I find the complaint about copyright so strange in this case. Copyright has a purpose, stopping some random person from creating an imagine only they will see and use is not that purpose. In this case it's just spiteful. Ultimately, if you think he's infringing your copyright you should sue him, but I don't think you'd win.
there's a great alternative to "not paying/refusing to pay" (but using and stealing stuff anyway) - just, not using other people's stuff. not using stuff that's built on copyright/license violations. not using artwork you don't own, that you don't have rights, licenses, or permissions to use. (yes, simply 'taking something and making a model from it', would be a violation.) one could just not do a shitty thing, and they wouldn't have to jump hoops to find any justification for the shitty thing they did.
they could do a step-by-step art tutorial, and wouldn't have to pay anybody, nor use tools that rely on stolen artwork. but nope.
highly ironic how they made this thing, and promptly showed it off to thousands of people on the internet, immediately invalidating your example
they also promote (just by choosing and mentioning all of these things) those services, like Replicate, that monetize the use of stolen artwork (by selling compute, directly coupled with nn models), and ultimately profit from it (solely, without "giving back to artists whose art they perused" or anything).
they could make art in a way that wouldn't participate in tech art theft racket, but they didn't. and they didn't just participate in it, but promote it and perpetuate it.

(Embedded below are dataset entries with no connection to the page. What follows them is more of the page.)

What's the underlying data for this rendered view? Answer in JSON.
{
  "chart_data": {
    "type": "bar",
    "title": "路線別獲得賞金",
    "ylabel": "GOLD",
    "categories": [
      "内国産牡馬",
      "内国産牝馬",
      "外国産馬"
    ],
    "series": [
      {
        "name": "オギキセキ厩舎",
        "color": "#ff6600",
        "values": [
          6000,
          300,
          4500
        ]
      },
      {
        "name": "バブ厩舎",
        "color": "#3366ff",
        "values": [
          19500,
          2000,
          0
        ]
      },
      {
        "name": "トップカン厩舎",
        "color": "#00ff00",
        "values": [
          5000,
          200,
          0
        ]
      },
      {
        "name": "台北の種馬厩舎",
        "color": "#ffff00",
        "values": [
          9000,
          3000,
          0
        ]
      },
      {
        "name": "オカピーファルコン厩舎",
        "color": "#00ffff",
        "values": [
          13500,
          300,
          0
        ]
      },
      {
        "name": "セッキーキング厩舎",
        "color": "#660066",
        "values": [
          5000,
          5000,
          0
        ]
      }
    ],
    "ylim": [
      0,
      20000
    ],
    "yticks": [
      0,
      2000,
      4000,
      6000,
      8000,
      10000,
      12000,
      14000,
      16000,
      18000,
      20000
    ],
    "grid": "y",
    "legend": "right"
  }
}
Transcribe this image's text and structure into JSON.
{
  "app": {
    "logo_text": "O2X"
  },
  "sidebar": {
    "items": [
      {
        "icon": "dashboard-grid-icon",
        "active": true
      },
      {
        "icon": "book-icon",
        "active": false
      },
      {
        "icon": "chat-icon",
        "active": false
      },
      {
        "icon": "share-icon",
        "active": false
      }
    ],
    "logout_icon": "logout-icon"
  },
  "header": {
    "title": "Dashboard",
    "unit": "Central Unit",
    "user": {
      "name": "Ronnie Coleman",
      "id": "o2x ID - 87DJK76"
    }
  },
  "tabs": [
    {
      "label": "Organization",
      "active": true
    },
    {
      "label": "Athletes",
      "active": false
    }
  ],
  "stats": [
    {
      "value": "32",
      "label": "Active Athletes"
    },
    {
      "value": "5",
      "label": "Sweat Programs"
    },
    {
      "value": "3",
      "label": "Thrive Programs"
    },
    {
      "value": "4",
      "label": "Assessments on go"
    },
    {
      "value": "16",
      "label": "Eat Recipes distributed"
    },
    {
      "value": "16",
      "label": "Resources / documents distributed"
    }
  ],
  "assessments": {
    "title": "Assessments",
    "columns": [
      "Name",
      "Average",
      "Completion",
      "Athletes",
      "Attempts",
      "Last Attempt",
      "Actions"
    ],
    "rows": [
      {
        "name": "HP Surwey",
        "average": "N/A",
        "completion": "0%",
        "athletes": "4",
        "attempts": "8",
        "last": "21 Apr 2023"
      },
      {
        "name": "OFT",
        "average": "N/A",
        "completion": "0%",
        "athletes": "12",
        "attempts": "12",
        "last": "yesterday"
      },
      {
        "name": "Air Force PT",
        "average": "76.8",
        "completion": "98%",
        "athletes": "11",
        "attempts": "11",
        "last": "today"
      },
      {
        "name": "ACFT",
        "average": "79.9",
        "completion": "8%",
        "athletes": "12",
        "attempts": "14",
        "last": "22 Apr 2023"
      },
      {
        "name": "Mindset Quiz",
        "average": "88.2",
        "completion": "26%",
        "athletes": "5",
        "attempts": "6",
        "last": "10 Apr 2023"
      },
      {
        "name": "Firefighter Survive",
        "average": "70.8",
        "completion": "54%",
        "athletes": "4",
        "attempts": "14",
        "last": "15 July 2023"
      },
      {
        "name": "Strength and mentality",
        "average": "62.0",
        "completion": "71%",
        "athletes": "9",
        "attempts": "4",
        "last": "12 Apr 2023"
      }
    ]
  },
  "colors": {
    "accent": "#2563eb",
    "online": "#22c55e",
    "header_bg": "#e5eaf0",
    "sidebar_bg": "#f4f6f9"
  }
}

This sort of image generation (especially extrapolating probable upgrades & improvements of just the next few years) displaces artists without providing an upgrade path. It shouldn't take much empathy to understand how that's frustrating and scary that must be for them.
I think pxoe's expression of frustration is totally reasonable. The engineers who made this stuff could have focused on using AI to enable new possibilities, instead of undercutting existing possibilities (to create new markets instead of overtaking existing ones). They could have used 100% consensual training data, but instead felt entitled to exploit a loophole/ambiguity in the social contract under which artists have been sharing their work on the internet.
A more appropriate analogy would be, this sounds a lot like social movements complaining about capitalist co-opting of their symbols, e.g. the use of "communist" rhetoric to build oligarchies (or the sale of "save the earth" mugs made from oil-derived plastics, etc.). Even that isn't a perfect analogy, though, as the co-opted output wasn't itself the displaced work-product, although it does a better job of capturing the emotional side of it, the sense of betrayal. Ultimately, I don't think it's productive to reduce the reaction to the decisions behind Stable Diffusion etc. to a single analogy, and it shouldn't be so hard to say "sorry, you're right, this is bad for you and good for me and you have every right to express your frustration over that irreversible decision".